Harakiri vs. Seppuku
Spesso i due termini vengono usati come sinonimi, ma in Giappone c’è una sottile differenza:
- Seppuku → è la forma più solenne, cerimoniale e rispettosa, usata nei contesti ufficiali.
- Harakiri → è la versione più colloquiale, più cruda e diretta.
Un po’ come dire “suicidio rituale” vs. “sventrarsi”. In Occidente ha preso piede harakiri perché più facile da pronunciare e d’impatto, ma tra i giapponesi il termine seppuku resta quello “serio”.
Harakiri e cultura nerd
Il termine è apparso infinite volte in contesti pop e nerd:
- Anime e manga storici come Rurouni Kenshin o Shigurui, dove il tema del seppuku è trattato in maniera drammatica.

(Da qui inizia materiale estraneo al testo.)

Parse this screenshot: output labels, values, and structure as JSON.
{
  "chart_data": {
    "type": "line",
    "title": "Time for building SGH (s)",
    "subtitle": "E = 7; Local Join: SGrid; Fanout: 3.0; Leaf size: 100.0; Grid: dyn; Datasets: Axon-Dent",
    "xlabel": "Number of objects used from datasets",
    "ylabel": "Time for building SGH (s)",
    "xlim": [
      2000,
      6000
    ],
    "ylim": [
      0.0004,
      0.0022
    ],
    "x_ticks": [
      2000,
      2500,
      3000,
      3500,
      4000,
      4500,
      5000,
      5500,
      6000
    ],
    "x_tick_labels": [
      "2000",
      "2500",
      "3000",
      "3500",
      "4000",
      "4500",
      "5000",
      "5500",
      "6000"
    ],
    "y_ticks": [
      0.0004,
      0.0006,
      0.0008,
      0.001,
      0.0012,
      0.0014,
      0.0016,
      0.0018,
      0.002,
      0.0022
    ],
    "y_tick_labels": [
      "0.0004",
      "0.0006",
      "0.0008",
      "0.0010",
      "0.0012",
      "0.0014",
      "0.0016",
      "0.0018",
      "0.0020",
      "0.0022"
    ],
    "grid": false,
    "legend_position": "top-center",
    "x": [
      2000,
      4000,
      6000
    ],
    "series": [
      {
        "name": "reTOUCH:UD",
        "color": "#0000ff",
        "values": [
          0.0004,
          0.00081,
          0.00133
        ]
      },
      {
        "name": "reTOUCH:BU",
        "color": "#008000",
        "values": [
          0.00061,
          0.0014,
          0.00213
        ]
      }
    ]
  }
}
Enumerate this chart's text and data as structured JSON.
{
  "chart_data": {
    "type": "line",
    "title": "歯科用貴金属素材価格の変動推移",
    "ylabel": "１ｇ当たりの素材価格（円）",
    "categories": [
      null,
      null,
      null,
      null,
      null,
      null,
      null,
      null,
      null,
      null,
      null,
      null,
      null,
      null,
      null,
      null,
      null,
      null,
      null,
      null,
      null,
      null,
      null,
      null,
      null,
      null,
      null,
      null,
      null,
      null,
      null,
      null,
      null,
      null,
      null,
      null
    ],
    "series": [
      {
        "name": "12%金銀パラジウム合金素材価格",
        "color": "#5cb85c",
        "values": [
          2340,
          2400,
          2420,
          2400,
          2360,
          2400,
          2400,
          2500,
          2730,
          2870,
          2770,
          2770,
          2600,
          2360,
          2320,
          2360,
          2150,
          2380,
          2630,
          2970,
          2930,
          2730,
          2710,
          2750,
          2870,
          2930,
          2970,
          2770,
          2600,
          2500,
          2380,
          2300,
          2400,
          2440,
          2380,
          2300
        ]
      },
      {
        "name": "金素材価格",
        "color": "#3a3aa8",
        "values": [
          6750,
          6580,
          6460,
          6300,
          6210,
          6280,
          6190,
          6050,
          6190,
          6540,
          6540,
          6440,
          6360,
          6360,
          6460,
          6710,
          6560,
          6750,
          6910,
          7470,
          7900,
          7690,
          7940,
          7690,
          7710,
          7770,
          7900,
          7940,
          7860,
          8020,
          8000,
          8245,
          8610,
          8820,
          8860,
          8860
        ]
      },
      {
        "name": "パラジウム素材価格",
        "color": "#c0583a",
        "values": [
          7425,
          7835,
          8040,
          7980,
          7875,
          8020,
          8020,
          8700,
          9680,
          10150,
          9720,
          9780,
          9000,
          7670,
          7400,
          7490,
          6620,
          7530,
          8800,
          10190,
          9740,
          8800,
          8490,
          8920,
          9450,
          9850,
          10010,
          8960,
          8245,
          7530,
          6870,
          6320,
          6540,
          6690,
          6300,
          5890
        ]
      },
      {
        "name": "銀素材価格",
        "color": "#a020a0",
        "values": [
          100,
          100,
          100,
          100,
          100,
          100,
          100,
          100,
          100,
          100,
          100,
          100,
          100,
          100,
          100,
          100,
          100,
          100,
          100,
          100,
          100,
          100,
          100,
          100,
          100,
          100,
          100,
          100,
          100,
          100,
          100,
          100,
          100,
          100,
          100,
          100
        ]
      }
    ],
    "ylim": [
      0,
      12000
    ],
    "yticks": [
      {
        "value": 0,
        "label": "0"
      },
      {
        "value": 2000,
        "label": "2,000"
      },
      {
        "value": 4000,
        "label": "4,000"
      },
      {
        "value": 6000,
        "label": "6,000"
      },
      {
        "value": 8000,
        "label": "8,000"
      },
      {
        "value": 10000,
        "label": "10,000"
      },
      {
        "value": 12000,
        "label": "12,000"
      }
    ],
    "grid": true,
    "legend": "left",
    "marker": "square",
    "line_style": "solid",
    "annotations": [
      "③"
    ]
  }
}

- Film e cinema: il capolavoro “Harakiri” di Masaki Kobayashi (1962) ha reso il termine noto in tutto il mondo.
- Videogiochi: in titoli come Sekiro o Ghost of Tsushima, la pratica è citata come parte del codice samurai.
- In Occidente, invece, harakiri è stato spesso banalizzato, usato per gag o come sinonimo di “suicidio clamoroso”.
La parola che taglia due mondi
Harakiri e seppuku raccontano lo stesso atto, ma con sfumature diverse. Uno è il termine “colloquiale” entrato nel linguaggio globale, l’altro quello rituale e solenne. In entrambi i casi, resta una delle immagini più potenti del Giappone dei samurai: un mondo in cui l’onore contava più della vita.